Life changed all too suddenly for 26-year-old T. Chitra when she found out that her four-day-old baby girl was no more. On May 16, police exhumed the body that was buried on her backyard and arrested her husband K. Thavamani and mother-in-law K. Pandiammal in connection with the crime.
“I was initially unsure what was happening. Suddenly people began terming it a case of female infanticide. I was in disbelief,” she says.Ms. Chitra says on the day of the incident she went to attend call of nature near a channel close to her house in Sholavandan. “On my return, I saw my child’s mouth frothing. My mother-in-law told me that the child was fed donkey’s milk which did not go well with her. In a couple of minutes, my child was dead. We performed the funeral and I was mourning the death,” she says.

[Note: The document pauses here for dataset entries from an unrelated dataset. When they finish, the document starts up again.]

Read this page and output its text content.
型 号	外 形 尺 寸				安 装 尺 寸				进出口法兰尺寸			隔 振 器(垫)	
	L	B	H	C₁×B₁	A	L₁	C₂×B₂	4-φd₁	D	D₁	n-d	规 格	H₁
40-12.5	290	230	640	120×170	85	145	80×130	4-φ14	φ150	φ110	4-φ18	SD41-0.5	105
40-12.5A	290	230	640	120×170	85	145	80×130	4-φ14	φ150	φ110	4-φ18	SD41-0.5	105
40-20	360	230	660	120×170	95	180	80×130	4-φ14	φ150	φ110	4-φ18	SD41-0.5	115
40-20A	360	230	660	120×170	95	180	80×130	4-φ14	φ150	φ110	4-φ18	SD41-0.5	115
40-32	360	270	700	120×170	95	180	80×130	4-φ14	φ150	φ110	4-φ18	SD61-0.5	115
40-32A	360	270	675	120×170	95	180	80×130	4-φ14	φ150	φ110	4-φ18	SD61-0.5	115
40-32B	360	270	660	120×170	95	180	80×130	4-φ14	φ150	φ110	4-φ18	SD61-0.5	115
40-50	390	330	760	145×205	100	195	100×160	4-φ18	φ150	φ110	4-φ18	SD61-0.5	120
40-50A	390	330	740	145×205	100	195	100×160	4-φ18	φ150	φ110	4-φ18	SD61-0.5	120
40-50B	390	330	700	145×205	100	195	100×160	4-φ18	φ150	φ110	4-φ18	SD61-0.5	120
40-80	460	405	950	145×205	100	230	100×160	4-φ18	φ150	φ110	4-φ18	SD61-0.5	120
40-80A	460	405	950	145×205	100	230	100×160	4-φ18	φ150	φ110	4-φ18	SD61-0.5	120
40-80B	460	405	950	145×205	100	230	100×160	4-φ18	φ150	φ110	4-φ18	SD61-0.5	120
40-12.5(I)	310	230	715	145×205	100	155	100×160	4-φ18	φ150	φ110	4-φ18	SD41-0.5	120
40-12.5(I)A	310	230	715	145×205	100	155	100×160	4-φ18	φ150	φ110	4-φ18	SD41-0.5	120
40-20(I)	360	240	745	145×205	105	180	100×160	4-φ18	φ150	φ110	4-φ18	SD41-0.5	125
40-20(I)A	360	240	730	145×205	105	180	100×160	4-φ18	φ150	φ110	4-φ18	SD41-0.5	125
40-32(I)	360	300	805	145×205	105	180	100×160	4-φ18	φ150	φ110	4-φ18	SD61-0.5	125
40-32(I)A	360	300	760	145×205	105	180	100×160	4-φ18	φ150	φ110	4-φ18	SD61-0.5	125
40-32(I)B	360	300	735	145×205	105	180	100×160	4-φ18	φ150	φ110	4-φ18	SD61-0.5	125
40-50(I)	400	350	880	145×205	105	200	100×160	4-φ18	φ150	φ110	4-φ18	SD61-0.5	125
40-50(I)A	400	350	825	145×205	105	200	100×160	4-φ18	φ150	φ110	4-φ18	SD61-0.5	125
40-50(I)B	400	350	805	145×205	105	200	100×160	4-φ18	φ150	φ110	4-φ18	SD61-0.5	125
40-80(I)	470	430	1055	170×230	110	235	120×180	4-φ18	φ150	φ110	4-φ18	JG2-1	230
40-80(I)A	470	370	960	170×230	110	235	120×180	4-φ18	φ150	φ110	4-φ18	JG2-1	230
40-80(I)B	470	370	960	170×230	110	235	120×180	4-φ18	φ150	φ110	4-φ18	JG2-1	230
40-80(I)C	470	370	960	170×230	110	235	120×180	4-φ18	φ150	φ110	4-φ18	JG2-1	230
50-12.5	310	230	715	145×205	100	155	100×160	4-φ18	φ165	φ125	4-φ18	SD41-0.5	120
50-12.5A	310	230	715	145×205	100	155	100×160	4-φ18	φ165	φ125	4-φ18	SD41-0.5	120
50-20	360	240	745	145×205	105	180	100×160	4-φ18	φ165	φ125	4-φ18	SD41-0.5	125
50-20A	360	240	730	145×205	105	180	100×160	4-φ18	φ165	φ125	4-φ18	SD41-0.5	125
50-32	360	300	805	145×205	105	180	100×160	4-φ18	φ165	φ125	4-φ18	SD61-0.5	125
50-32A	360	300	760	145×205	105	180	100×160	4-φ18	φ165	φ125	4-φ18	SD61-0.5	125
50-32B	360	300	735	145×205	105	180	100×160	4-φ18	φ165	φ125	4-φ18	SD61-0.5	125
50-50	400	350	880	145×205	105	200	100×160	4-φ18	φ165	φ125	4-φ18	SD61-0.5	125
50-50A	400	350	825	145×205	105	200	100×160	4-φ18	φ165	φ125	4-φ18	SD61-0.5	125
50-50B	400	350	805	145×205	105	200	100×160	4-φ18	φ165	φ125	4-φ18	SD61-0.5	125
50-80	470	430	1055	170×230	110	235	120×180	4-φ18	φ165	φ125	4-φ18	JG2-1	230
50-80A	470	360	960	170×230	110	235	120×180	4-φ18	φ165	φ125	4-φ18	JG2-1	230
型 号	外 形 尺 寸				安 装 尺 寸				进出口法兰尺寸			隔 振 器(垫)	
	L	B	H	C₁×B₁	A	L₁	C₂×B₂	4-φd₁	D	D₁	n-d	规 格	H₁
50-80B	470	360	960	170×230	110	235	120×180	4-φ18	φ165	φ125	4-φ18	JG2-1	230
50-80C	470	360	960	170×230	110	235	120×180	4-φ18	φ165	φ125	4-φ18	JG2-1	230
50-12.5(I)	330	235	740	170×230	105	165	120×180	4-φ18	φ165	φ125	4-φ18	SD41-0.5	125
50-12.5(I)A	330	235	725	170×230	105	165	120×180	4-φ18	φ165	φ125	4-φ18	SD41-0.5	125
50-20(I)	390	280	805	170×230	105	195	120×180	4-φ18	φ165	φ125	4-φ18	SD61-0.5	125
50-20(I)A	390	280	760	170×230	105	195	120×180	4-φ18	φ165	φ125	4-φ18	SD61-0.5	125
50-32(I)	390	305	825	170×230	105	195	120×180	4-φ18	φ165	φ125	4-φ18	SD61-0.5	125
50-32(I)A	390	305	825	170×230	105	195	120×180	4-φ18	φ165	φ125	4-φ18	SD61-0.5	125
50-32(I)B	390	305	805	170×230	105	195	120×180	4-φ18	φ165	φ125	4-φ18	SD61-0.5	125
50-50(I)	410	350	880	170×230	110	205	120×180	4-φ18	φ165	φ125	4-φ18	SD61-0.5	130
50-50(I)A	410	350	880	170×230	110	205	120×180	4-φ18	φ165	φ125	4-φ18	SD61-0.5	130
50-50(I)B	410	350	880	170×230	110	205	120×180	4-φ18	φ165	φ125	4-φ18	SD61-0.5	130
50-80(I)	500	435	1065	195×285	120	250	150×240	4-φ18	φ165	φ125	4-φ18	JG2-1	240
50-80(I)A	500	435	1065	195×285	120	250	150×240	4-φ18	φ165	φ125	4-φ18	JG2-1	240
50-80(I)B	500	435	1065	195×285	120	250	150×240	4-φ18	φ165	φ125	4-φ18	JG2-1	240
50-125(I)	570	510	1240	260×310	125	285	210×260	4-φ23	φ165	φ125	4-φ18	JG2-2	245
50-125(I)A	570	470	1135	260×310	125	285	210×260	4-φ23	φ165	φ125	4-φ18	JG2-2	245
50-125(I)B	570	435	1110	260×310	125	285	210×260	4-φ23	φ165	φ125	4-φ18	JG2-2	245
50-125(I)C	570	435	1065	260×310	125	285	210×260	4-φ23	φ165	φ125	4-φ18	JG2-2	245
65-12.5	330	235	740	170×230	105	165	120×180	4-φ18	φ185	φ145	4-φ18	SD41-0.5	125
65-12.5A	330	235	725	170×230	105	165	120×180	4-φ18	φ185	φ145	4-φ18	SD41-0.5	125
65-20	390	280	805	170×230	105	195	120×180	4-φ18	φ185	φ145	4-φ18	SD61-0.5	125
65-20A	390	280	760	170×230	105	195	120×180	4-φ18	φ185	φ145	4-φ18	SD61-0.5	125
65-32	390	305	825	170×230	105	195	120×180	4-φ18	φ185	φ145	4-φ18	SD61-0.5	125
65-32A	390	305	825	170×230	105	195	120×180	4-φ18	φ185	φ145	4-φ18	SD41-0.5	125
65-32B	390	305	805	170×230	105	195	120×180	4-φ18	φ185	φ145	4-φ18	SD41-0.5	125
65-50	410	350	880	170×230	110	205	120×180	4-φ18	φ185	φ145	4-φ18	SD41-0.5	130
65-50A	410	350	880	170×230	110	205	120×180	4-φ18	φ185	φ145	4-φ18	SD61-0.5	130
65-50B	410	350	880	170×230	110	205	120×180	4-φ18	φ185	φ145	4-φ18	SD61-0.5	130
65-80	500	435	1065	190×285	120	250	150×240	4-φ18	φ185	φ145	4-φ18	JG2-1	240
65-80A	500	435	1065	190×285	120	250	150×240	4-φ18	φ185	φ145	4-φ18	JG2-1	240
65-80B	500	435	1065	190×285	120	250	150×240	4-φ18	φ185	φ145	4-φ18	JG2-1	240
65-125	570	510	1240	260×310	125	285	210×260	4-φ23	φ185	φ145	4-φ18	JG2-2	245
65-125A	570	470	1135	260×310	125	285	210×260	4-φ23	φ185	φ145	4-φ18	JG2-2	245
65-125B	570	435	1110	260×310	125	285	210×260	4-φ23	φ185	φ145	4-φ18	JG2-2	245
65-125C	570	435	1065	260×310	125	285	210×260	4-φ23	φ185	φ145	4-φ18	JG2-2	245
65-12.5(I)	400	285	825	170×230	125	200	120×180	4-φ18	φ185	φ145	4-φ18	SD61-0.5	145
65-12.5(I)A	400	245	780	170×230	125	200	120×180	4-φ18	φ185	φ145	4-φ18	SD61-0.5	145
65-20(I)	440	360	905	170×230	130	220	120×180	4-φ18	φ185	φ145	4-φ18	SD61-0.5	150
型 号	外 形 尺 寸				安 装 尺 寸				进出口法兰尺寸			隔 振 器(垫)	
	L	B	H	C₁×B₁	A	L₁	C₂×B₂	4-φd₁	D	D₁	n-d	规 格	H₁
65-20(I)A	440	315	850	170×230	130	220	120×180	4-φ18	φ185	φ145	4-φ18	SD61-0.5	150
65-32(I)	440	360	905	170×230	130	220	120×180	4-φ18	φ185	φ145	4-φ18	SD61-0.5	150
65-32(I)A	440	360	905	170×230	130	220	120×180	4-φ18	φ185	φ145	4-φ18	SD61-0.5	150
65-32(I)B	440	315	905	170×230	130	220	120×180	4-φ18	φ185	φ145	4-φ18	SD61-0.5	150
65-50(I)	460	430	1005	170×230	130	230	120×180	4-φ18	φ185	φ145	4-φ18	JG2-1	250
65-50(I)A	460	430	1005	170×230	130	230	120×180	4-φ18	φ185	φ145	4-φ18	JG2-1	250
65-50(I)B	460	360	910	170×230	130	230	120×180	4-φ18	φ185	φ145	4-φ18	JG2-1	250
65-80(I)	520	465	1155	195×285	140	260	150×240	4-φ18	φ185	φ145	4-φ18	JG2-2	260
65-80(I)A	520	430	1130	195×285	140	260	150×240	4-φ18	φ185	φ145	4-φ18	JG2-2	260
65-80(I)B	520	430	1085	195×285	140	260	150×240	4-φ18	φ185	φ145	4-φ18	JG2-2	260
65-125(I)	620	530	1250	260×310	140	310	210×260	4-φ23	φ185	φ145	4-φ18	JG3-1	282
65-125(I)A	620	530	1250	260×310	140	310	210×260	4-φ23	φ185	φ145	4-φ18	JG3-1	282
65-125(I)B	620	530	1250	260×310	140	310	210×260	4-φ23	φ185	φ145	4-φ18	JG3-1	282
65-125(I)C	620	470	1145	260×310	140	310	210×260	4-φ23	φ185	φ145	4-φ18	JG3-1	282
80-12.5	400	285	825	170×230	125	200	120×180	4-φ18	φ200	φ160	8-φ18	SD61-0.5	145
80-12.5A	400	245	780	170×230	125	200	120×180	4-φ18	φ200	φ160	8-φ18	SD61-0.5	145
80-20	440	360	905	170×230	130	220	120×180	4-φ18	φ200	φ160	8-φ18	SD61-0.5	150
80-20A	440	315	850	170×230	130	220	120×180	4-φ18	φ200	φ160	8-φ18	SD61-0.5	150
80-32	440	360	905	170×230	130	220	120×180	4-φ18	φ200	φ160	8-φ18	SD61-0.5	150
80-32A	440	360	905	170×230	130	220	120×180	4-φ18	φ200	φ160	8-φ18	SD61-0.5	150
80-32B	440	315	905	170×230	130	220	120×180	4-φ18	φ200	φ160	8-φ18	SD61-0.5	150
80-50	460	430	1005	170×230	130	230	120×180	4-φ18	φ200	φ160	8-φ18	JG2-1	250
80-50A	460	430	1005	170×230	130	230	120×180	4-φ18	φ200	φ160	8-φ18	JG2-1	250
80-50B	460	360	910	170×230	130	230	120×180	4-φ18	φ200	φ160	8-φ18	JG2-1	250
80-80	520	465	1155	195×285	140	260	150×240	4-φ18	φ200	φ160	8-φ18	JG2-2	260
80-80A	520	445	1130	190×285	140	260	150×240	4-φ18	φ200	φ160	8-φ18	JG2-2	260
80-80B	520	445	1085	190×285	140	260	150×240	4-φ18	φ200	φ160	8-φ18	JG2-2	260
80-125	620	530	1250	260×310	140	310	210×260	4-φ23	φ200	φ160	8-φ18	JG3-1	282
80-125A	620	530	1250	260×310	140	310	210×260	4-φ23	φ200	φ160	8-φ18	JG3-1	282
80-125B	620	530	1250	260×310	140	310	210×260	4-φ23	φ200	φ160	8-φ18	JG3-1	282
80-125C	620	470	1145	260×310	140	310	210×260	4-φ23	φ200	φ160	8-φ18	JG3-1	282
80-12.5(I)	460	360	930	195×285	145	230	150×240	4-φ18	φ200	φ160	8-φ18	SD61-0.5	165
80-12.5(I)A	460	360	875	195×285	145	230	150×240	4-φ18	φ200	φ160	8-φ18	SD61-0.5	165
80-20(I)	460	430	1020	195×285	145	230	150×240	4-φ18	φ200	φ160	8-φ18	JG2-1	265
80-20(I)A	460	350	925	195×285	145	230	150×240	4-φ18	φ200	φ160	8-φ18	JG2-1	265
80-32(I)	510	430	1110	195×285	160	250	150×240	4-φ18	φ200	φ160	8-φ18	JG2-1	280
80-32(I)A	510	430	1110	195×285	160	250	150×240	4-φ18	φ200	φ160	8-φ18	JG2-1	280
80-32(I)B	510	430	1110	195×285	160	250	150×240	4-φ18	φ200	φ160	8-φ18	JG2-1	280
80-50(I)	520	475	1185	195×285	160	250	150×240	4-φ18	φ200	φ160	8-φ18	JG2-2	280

However, her mourning was short-lived as the police exhumed the body and began the arrests.
A police officer investigating the case says both the mother-in-law and son confessed to killing the child. “Our investigation established that it was a clear case of female infanticide. The child’s mother, however, initially thought that it was death due to asphyxiation,” he said. Ms. Chitra says her greatest fear now is raising her three other girls, all below seven years, with her husband in jail. “My children keep asking for their father and I have no answer,” she says.
She claims that neither her husband nor her mother-in-law expressed major disaffection towards the fourth girl child. He worked as a clerk in a travel agency and the mother-in-law ran a petty shop near the house. “Everything seemed normal until that day. I still fail to believe that my husband had something to do with the death,” she says.
Kind sister-in-law
The woman says she is totally dependent on Thavamani’s sister R. Muthulakshmi for food and shelter. She has rejected offers of help from the government. “I only want my husband out of jail,” she says.

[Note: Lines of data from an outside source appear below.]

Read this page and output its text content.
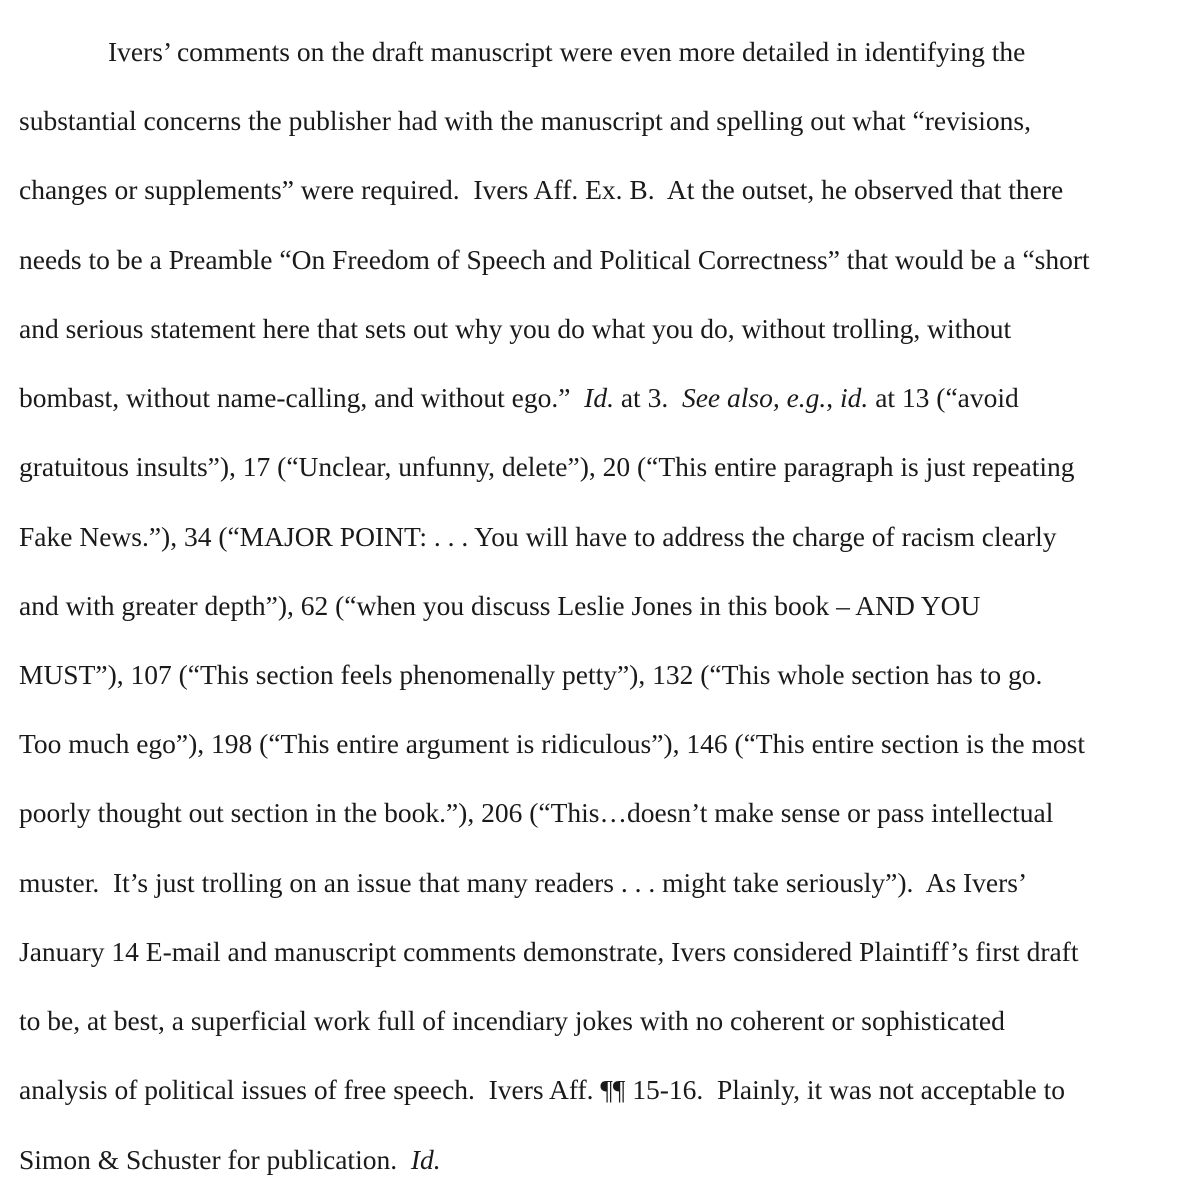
Ivers’ comments on the draft manuscript were even more detailed in identifying the
substantial concerns the publisher had with the manuscript and spelling out what “revisions,
changes or supplements” were required.  Ivers Aff. Ex. B.  At the outset, he observed that there
needs to be a Preamble “On Freedom of Speech and Political Correctness” that would be a “short
and serious statement here that sets out why you do what you do, without trolling, without
bombast, without name-calling, and without ego.”  Id. at 3.  See also, e.g., id. at 13 (“avoid
gratuitous insults”), 17 (“Unclear, unfunny, delete”), 20 (“This entire paragraph is just repeating
Fake News.”), 34 (“MAJOR POINT: . . . You will have to address the charge of racism clearly
and with greater depth”), 62 (“when you discuss Leslie Jones in this book – AND YOU
MUST”), 107 (“This section feels phenomenally petty”), 132 (“This whole section has to go.
Too much ego”), 198 (“This entire argument is ridiculous”), 146 (“This entire section is the most
poorly thought out section in the book.”), 206 (“This…doesn’t make sense or pass intellectual
muster.  It’s just trolling on an issue that many readers . . . might take seriously”).  As Ivers’
January 14 E-mail and manuscript comments demonstrate, Ivers considered Plaintiff’s first draft
to be, at best, a superficial work full of incendiary jokes with no coherent or sophisticated
analysis of political issues of free speech.  Ivers Aff. ¶¶ 15-16.  Plainly, it was not acceptable to
Simon & Schuster for publication.  Id.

Ms. Muthulakshmi says she earns ₹5,000 a month as domestic help and another ₹100 a day from managing her mother’s store. She is confident of helping Ms. Chitra pay her children’s fees as the eldest goes to a matriculation school.
She says the entire chain of incidents still do not feel real. “It feels like a movie playing out in our lives. We read about the incident on WhatsApp and understand that female infanticide is wrong. My mother, who is old, probably did not. Had she committed the crime, it was because she thought another girl child would be a financial burden for my brother,” she says.
“The children are crying and Chitra is eating just one meal a day. We keep telling her to be brave but if I was in her place, I too would do the same,” she says.
Ms. Chitra says everything that could possibly go wrong had gone wrong, but keeps repeating that she wants to see her husband. “Just let me meet him once,” she says.